「何も残さない」と言っていた祖母が急逝。銀行口座に「2000円」の残金があったのですが、引き出すには手続きが必要なのでしょうか?
両親や祖父母などが亡くなると「相続」について確認する必要があります。しかし、生前本人から「残す遺産はない」と伝えられているケースもあるでしょう。 ▼亡くなった母が私名義で「500万円」を遺してくれていた! 名義は自分でも「相続税」はかかる? そのような場合、本人の銀行口座に少額のお金が残されていたら、どう対処すべきなのでしょうか。亡くなった人の銀行口座からすぐにお金を引き出すことは可能なのか、残高が少額の場合は放置しても問題ないのかなどについては、事前に確認しておいた方がいいでしょう。 本記事では、亡くなった人の銀行口座から少額のお金を引き出す方法についても詳しく解説します。
亡くなった人の銀行口座はどうなるのか?
亡くなった人の銀行口座は、凍結されてしまいます。そうなるとすべての取引ができなくなるため、お金はおろせなくなります。 名義人が死亡した情報が自動的に銀行に伝わるわけではないので、死亡後すぐに凍結されることはないでしょう。通常は、親族などが銀行に名義人が死亡した旨を連絡することで利用が停止される流れです。 では「その前にお金をおろしてしまえばいい」と思われるかもしれませんが、亡くなった名義人の口座は相続の対象になる可能性があるため、相続トラブルなどを防ぐためにも、凍結前に勝手にお金をおろすのは控えた方がいいでしょう。 ただし、民法第909条2項には「遺産の分割前における預貯金債権の行使」の定めがあります。当面の生計費や葬式の費用などが必要な場合は、仮払制度を利用して一定の金額の払い戻しが認められることがあるようです。 しかし、今回の事例では口座の残高がわずか「2000円」ということなので、この制度を利用することはないでしょう。

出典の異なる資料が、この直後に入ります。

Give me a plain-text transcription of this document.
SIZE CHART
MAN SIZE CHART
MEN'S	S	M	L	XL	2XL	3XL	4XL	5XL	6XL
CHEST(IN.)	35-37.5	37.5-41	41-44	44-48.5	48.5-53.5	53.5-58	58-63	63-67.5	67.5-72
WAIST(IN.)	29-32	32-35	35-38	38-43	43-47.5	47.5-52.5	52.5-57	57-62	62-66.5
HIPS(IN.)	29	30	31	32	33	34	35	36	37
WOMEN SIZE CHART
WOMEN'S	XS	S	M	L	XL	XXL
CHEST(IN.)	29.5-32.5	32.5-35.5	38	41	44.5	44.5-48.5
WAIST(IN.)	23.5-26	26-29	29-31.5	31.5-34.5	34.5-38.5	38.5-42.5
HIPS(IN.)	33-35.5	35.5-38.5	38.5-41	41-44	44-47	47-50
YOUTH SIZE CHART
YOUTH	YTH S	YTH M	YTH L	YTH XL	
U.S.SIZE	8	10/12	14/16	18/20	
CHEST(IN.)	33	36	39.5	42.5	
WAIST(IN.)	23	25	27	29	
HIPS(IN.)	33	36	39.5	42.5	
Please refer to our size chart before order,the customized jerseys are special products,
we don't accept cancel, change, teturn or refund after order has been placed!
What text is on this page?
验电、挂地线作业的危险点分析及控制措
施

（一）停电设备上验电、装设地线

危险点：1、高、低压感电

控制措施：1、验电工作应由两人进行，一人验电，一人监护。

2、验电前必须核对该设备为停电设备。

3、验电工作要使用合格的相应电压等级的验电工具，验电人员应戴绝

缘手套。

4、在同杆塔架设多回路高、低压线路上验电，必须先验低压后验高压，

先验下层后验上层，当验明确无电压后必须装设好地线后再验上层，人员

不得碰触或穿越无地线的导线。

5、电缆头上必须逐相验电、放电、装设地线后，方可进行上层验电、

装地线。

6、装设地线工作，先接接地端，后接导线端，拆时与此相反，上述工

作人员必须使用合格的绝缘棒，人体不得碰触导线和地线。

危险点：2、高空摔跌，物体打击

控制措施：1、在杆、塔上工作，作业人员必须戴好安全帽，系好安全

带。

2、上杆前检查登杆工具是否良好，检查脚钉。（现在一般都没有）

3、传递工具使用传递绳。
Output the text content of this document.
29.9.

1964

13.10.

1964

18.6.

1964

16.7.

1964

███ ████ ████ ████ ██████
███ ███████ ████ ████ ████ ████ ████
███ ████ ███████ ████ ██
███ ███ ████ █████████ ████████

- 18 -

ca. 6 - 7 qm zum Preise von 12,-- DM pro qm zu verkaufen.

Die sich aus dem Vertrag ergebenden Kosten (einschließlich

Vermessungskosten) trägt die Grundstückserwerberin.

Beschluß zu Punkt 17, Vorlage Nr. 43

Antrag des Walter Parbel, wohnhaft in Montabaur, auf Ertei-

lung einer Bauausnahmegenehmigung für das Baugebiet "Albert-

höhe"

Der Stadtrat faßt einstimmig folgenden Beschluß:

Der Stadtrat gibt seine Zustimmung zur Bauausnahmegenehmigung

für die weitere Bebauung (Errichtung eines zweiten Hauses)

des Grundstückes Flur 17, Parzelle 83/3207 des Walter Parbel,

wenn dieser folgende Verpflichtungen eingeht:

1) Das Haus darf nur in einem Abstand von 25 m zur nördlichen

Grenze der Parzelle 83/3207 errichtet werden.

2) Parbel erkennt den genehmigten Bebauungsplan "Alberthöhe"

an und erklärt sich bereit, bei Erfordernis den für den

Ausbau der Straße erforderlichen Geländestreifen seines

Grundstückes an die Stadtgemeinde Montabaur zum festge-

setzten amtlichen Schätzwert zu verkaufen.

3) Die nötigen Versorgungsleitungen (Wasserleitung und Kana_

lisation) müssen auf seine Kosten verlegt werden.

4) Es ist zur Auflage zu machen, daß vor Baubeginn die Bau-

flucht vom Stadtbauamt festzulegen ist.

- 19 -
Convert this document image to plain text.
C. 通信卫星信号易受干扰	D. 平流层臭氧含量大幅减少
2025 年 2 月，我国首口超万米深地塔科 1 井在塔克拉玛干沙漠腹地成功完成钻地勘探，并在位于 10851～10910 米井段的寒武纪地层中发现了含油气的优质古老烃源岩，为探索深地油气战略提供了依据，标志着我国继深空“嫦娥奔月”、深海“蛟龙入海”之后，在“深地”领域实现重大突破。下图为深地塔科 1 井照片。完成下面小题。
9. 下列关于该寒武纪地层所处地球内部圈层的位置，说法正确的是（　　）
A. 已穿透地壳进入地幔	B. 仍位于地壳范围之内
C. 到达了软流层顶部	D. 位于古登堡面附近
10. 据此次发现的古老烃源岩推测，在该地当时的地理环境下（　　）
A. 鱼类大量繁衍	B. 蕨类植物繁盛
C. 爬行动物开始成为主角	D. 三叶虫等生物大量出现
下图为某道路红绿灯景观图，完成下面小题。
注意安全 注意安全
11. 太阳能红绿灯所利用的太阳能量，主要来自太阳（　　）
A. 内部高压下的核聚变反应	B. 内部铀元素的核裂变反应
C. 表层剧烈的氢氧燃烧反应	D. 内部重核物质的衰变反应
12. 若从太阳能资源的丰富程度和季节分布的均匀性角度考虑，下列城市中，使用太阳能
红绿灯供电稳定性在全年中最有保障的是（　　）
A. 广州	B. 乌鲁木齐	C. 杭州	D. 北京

残高が2000円の場合、亡くなった人の銀行口座は放置してもいい?
今回の事例のように、亡くなった人の銀行口座に少額しかお金が入っていない場合だと、手続きが面倒に感じてそのまま放置してしまうこともあるかもしれません。 亡くなった人の銀行口座を放置した場合、休眠預金になる可能性があります。休眠預金とは長い間取引のない預金のことで、入出金の取引から10年以上移動がない場合が対象です。 このような口座は預金保険機構が管理することになり、預金を払い戻す際に複雑な手続きが必要になってしまいます。また、銀行によっては一定期間以上預け入れや払い戻しがない口座について、管理手数料が発生する場合もあるようです。